In this great user persona template from Applied By Design. This user persona obviously required a lot of quantitative research to aid with the task that its end users have to carry out.

As a result, there is a lot of analytical data that needs to be displayed on the page. That data needs to be represented in a way that it is easily digestible and memorable.

This user persona template achieves just that by using plenty of color differentiation, bar charts, pie charts, icons and numbers. Each section is also clearly labeled and organized in a way that certain pieces of information will be easy to find when an end user refers back to it at different stages of the development process.

The marketing manager

Color coding can make data easier to memorize - Justinmind

This persona template from Behance of a marketing manager’s user persona could be a great way to represent a current userbase, though it could also be used before an app or website is developed.

The overall design features hint at someone who is very tech savvy. The colorful graphics not only make the visual data more interesting, but they also help make it easier to memorize the statistics.

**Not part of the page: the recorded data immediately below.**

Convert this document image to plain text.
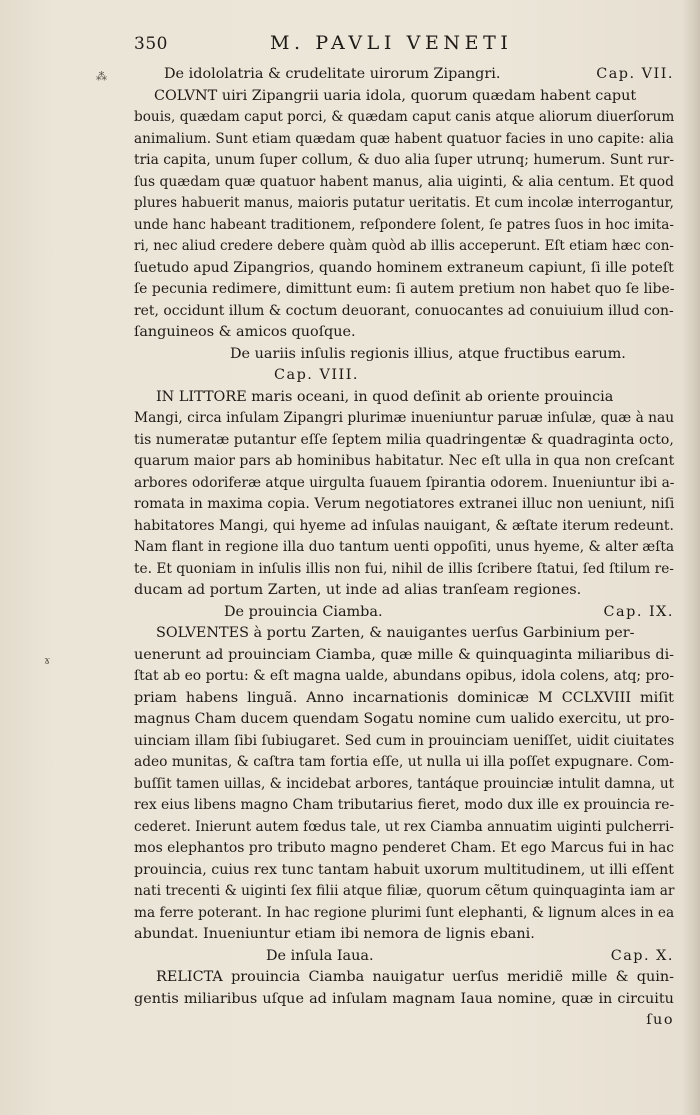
⁂
ɤ
350	M. PAVLI VENETI
De idololatria & crudelitate uirorum Zipangri.	Cap. VII.
COLVNT uiri Zipangrii uaria idola, quorum quædam habent caput
bouis, quædam caput porci, & quædam caput canis atque aliorum diuerſorum
animalium. Sunt etiam quædam quæ habent quatuor facies in uno capite: alia
tria capita, unum ſuper collum, & duo alia ſuper utrunq; humerum. Sunt rur-
ſus quædam quæ quatuor habent manus, alia uiginti, & alia centum. Et quod
plures habuerit manus, maioris putatur ueritatis. Et cum incolæ interrogantur,
unde hanc habeant traditionem, reſpondere ſolent, ſe patres ſuos in hoc imita-
ri, nec aliud credere debere quàm quòd ab illis acceperunt. Eſt etiam hæc con-
ſuetudo apud Zipangrios, quando hominem extraneum capiunt, ſi ille poteſt
ſe pecunia redimere, dimittunt eum: ſi autem pretium non habet quo ſe libe-
ret, occidunt illum & coctum deuorant, conuocantes ad conuiuium illud con-
ſanguineos & amicos quoſque.
De uariis inſulis regionis illius, atque fructibus earum.
Cap. VIII.
IN LITTORE maris oceani, in quod deſinit ab oriente prouincia
Mangi, circa inſulam Zipangri plurimæ inueniuntur paruæ inſulæ, quæ à nau
tis numeratæ putantur eſſe ſeptem milia quadringentæ & quadraginta octo,
quarum maior pars ab hominibus habitatur. Nec eſt ulla in qua non creſcant
arbores odoriferæ atque uirgulta ſuauem ſpirantia odorem. Inueniuntur ibi a-
romata in maxima copia. Verum negotiatores extranei illuc non ueniunt, niſi
habitatores Mangi, qui hyeme ad inſulas nauigant, & æſtate iterum redeunt.
Nam flant in regione illa duo tantum uenti oppoſiti, unus hyeme, & alter æſta
te. Et quoniam in inſulis illis non fui, nihil de illis ſcribere ſtatui, ſed ſtilum re-
ducam ad portum Zarten, ut inde ad alias tranſeam regiones.
De prouincia Ciamba.	Cap. IX.
SOLVENTES à portu Zarten, & nauigantes uerſus Garbinium per-
uenerunt ad prouinciam Ciamba, quæ mille & quinquaginta miliaribus di-
ſtat ab eo portu: & eſt magna ualde, abundans opibus, idola colens, atq; pro-
priam habens linguã. Anno incarnationis dominicæ M CCLXVIII miſit
magnus Cham ducem quendam Sogatu nomine cum ualido exercitu, ut pro-
uinciam illam ſibi ſubiugaret. Sed cum in prouinciam ueniſſet, uidit ciuitates
adeo munitas, & caſtra tam fortia eſſe, ut nulla ui illa poſſet expugnare. Com-
buſſit tamen uillas, & incidebat arbores, tantáque prouinciæ intulit damna, ut
rex eius libens magno Cham tributarius fieret, modo dux ille ex prouincia re-
cederet. Inierunt autem fœdus tale, ut rex Ciamba annuatim uiginti pulcherri-
mos elephantos pro tributo magno penderet Cham. Et ego Marcus fui in hac
prouincia, cuius rex tunc tantam habuit uxorum multitudinem, ut illi eſſent
nati trecenti & uiginti ſex filii atque filiæ, quorum cẽtum quinquaginta iam ar
ma ferre poterant. In hac regione plurimi ſunt elephanti, & lignum alces in ea
abundat. Inueniuntur etiam ibi nemora de lignis ebani.
De inſula Iaua.	Cap. X.
RELICTA prouincia Ciamba nauigatur uerſus meridiẽ mille & quin-
gentis miliaribus uſque ad inſulam magnam Iaua nomine, quæ in circuitu
ſuo
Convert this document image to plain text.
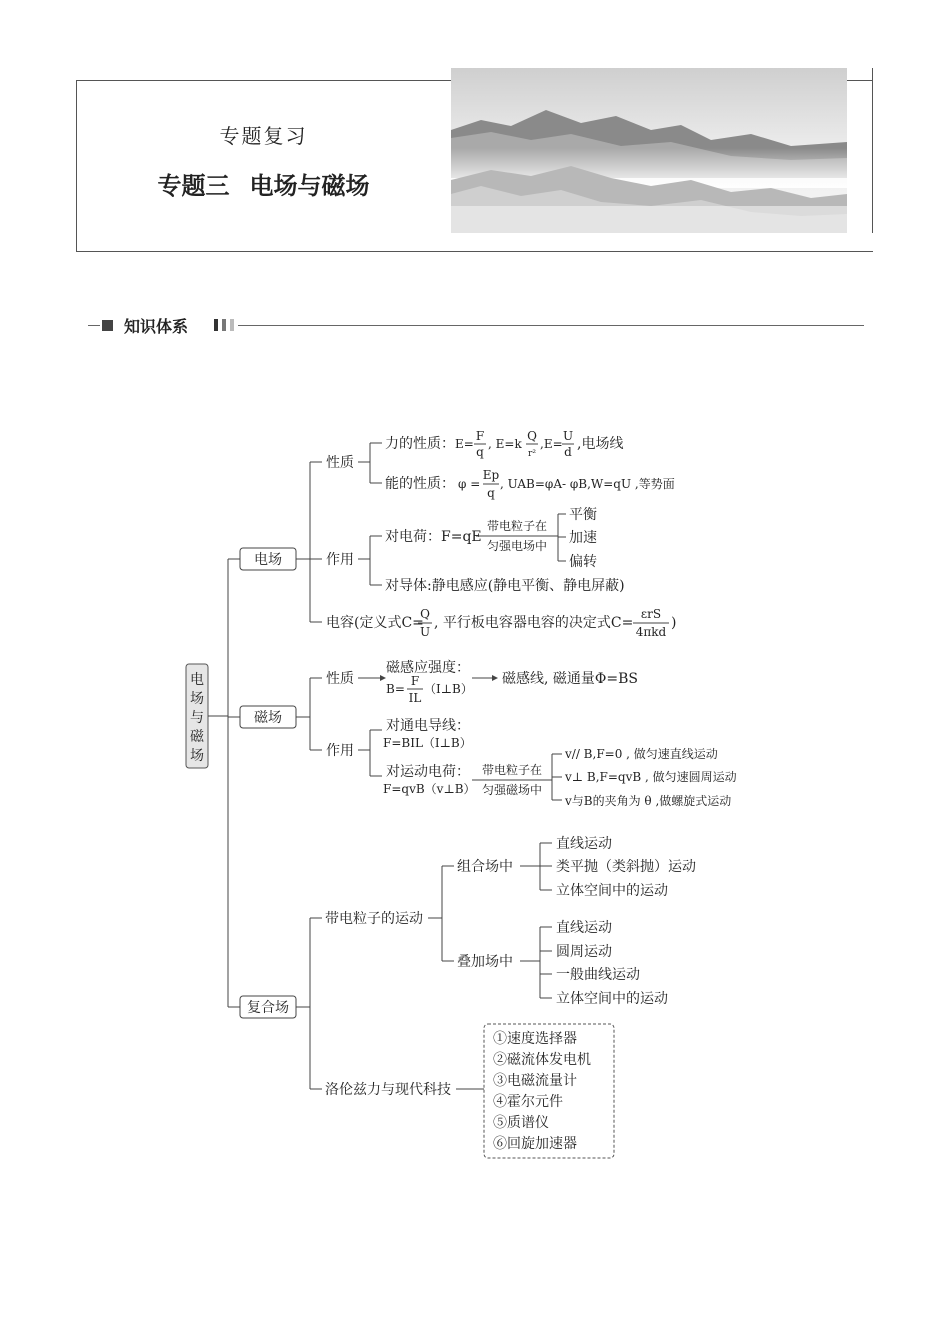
专题复习
专题三 电场与磁场
知识体系
电场与磁场
电场
磁场
复合场
性质
力的性质： E=
F
q
, E=k
Q
r²
,E=
U
d ,电场线
能的性质： φ =
Ep
q
, UAB=φA- φB,W=qU ,等势面
作用
对电荷：F=qE
带电粒子在
匀强电场中
平衡
加速
偏转
对导体:静电感应(静电平衡、静电屏蔽)
电容(定义式C=
Q
U
, 平行板电容器电容的决定式C=
εrS
4πkd
)
性质
磁感应强度：
B=
F
IL
（I⊥B）
磁感线, 磁通量Φ=BS
作用
对通电导线：
F=BIL（I⊥B）
对运动电荷：
F=qvB（v⊥B）
带电粒子在
匀强磁场中
v// B,F=0 , 做匀速直线运动
v⊥ B,F=qvB , 做匀速圆周运动
v与B的夹角为 θ ,做螺旋式运动
带电粒子的运动
组合场中
直线运动
类平抛（类斜抛）运动
立体空间中的运动
叠加场中
直线运动
圆周运动
一般曲线运动
立体空间中的运动
洛伦兹力与现代科技
①速度选择器
②磁流体发电机
③电磁流量计
④霍尔元件
⑤质谱仪
⑥回旋加速器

Another thing we like about this persona template is that it switches it up a little — some sections are denoted by text, some by graphical statistics and one — is represented entirely by images.

The 26-year-old nurse

Simple designs can convey a lot of detail in user personas - Justinmind

Sometimes it’s best to keep it simple. This persona template works if you’re trying to convey information about a persona’s daily routine, job, hobbies, likes and dislikes but it as brief a way as possible.

The “daily routine” section displays a wealth of information about a day in the life of the persona in question, using just icons and single word descriptions. The quote just below the image sums this all up pretty well.

All in all, it’s a great example of a persona that provides useful insights while, at the same time, being easy to remember.

The 43-year-old nurse

 A minimalist design can make a user persona easier to read - Justinmind

In this example from Alexey Tretina of a mainly text-based user persona template, we can see a minimalist design at play that’s not just informative, but easy on the eyes and easy to remember.

The persona template includes a photograph of a friendly female nurse and a quote and bio that sum up her life perfectly at the age of 43, in addition to her goals being clearly listed out.

Her skills are clearly highlighted through the use of shape rating and the “favorite apps” section give a indication as to her mobile habits.

The alternative consumer

Visual-based personas can convey a lot of details without any text - Justinmind

This imaged-based design template from Jason Travis is a unique take on the user persona. When we said that the sky is the limit — we weren’t kidding!

Depending on what type of app or website you’re designing, sometimes it may make more sense just to use visual representations. After all, an image can tell a thousand words!

In the above example, we have a photograph of the user persona in her everyday life. She has an alternative appearance and judging by some of her belongings, she likes partying and having fun. The fact that her money is laid out suggests that she enjoys spending and consuming.

The wrap up

User personas are a fundamental part of ensuring the success of your website or app. It’s important to make sure you choose the correct design for your persona, and to ensure that the information it conveys is relevant and beneficial to all teams involved in the development and design process.

If done right, personas can capture your attention and forge a memorable impression in your memory, so that they’re with you every step of the process.